Avaliação do Itaú BBA sobre o Vale Day
O Itaú BBA analisou como “levemente positivo” o conjunto de informações divulgadas pela Vale (VALE3) durante o evento Vale Day, realizado na última terça-feira (2) em Londres. Este foi o primeiro evento anual com a nova diretoria completa da mineradora.
Projeções de Capex e Investimentos
De acordo com o banco, a atualização das projeções confirma o foco da administração na disciplina de capital, refletido em cortes nas previsões de capex para 2026 e anos subsequentes. Para o ano de 2026, a Vale agora estima um investimento entre US$ 5,4 bilhões e US$ 5,7 bilhões.

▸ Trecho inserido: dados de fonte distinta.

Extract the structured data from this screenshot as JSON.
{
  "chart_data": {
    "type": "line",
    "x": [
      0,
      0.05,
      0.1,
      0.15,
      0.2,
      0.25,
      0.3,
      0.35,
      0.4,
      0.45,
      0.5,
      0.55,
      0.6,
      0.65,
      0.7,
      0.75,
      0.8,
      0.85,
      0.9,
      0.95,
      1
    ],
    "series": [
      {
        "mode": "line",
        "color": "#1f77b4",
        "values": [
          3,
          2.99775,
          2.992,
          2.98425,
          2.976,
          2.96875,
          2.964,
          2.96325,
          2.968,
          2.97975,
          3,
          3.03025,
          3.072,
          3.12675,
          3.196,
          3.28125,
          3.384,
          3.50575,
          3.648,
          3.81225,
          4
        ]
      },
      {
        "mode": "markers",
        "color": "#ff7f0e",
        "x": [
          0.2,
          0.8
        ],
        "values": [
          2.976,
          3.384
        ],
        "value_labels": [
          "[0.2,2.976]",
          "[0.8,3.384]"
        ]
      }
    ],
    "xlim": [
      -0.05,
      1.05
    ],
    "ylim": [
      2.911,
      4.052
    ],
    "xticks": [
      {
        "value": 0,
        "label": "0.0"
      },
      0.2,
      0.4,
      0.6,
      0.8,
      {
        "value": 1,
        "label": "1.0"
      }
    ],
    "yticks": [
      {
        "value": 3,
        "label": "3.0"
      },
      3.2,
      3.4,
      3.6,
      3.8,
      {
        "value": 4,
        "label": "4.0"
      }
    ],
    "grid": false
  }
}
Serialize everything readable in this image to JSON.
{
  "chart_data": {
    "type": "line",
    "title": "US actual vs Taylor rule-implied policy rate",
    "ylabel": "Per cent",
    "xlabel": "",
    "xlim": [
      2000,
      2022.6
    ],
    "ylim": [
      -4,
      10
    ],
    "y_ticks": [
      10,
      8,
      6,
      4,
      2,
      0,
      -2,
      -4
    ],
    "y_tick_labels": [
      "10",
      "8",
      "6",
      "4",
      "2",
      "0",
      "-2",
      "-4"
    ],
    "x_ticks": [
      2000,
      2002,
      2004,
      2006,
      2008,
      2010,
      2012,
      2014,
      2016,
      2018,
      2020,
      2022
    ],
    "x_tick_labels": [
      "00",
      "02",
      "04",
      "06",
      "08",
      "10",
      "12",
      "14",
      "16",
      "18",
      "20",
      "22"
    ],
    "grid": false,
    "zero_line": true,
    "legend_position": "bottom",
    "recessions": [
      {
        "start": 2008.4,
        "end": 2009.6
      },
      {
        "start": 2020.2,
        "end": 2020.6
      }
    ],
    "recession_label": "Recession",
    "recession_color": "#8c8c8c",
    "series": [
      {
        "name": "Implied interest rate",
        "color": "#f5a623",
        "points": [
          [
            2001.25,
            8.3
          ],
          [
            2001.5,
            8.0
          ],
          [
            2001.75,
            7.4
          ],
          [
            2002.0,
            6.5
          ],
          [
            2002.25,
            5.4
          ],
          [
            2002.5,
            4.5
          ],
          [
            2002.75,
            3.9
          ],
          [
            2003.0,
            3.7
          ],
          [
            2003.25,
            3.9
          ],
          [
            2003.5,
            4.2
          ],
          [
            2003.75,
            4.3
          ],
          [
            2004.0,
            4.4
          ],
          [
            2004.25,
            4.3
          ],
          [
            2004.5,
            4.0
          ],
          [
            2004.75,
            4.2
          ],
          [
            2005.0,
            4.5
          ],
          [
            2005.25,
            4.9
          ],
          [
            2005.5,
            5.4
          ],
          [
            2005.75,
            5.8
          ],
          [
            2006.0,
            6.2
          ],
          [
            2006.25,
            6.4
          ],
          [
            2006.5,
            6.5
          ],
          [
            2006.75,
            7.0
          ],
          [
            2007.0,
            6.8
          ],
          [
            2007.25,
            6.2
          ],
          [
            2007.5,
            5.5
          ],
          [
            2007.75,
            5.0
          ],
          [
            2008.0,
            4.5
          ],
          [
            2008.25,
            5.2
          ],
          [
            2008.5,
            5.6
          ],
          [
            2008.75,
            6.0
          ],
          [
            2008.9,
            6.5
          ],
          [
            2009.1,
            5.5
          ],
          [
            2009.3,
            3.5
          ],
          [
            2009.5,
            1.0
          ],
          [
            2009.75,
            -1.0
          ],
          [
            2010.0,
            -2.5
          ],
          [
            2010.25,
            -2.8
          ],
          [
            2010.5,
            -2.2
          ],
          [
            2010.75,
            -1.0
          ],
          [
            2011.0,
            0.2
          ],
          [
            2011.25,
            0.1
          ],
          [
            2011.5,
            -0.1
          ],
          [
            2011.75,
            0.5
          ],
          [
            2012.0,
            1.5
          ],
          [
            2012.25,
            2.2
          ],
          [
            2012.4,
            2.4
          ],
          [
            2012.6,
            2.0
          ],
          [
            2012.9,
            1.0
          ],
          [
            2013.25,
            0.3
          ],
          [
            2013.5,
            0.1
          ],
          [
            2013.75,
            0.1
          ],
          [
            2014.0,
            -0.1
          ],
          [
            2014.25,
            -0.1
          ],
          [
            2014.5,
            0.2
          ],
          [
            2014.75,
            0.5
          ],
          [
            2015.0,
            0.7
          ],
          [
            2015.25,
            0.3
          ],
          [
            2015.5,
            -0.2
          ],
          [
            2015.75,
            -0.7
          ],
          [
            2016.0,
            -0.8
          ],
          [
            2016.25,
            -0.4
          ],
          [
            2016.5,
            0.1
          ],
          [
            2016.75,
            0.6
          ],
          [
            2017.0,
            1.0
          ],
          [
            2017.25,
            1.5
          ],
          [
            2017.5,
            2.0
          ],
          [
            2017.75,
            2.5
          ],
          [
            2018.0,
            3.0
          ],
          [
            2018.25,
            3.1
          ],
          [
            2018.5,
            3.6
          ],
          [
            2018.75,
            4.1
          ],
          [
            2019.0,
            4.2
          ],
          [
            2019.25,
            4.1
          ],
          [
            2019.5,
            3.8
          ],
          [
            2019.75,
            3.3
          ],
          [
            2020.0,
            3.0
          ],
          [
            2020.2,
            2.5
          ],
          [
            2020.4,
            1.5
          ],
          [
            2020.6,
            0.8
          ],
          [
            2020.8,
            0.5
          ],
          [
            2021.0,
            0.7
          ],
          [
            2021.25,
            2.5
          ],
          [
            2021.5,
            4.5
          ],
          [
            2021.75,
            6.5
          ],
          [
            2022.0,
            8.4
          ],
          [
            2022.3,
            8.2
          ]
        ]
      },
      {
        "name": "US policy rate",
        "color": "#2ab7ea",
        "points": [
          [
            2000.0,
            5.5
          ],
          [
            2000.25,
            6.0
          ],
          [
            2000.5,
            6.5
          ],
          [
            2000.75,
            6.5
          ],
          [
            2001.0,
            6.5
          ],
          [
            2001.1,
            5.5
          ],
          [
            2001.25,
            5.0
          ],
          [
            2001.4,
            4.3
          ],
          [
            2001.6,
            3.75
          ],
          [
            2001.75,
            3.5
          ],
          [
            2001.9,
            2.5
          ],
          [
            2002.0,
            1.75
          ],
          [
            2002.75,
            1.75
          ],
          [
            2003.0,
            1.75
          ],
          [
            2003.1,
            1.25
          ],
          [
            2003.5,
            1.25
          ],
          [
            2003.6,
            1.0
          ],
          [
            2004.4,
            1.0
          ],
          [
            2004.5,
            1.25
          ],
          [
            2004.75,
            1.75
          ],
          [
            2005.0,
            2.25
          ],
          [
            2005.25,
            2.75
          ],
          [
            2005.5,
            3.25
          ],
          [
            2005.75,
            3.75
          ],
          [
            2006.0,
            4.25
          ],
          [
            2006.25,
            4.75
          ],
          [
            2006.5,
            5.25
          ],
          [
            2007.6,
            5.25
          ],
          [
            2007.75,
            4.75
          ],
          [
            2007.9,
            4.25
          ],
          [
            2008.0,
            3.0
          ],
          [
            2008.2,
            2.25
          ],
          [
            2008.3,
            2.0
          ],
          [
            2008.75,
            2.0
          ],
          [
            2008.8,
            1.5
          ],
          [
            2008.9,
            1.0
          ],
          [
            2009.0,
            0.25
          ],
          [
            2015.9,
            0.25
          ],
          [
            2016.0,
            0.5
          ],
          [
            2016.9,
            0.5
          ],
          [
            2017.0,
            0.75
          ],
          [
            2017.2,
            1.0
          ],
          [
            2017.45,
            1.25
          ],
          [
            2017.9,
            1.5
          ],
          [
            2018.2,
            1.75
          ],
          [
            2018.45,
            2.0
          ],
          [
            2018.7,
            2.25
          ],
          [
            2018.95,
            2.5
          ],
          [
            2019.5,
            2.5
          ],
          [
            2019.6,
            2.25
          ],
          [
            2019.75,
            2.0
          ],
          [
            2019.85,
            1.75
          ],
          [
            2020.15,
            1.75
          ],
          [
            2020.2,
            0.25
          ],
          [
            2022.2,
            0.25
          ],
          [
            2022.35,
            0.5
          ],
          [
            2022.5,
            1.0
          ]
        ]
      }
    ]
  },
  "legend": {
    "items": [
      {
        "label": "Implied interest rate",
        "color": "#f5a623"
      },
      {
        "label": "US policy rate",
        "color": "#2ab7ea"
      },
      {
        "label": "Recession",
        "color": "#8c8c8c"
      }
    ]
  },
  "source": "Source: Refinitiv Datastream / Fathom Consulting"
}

Esse valor é consideravelmente inferior aos US$ 6,5 bilhões que eram previstos anteriormente e também está abaixo da estimativa oficial do banco.
O capex destinado ao crescimento foi reduzido quase pela metade, ficando em US$ 1,1 bilhão. Em contrapartida, o capex de manutenção foi mantido em US$ 4,5 bilhões. Para os anos seguintes a 2027, a mineradora projeta um capex anual inferior a US$ 6 bilhões, que está alinhado com o modelo anteriormente elaborado pelo Itaú BBA.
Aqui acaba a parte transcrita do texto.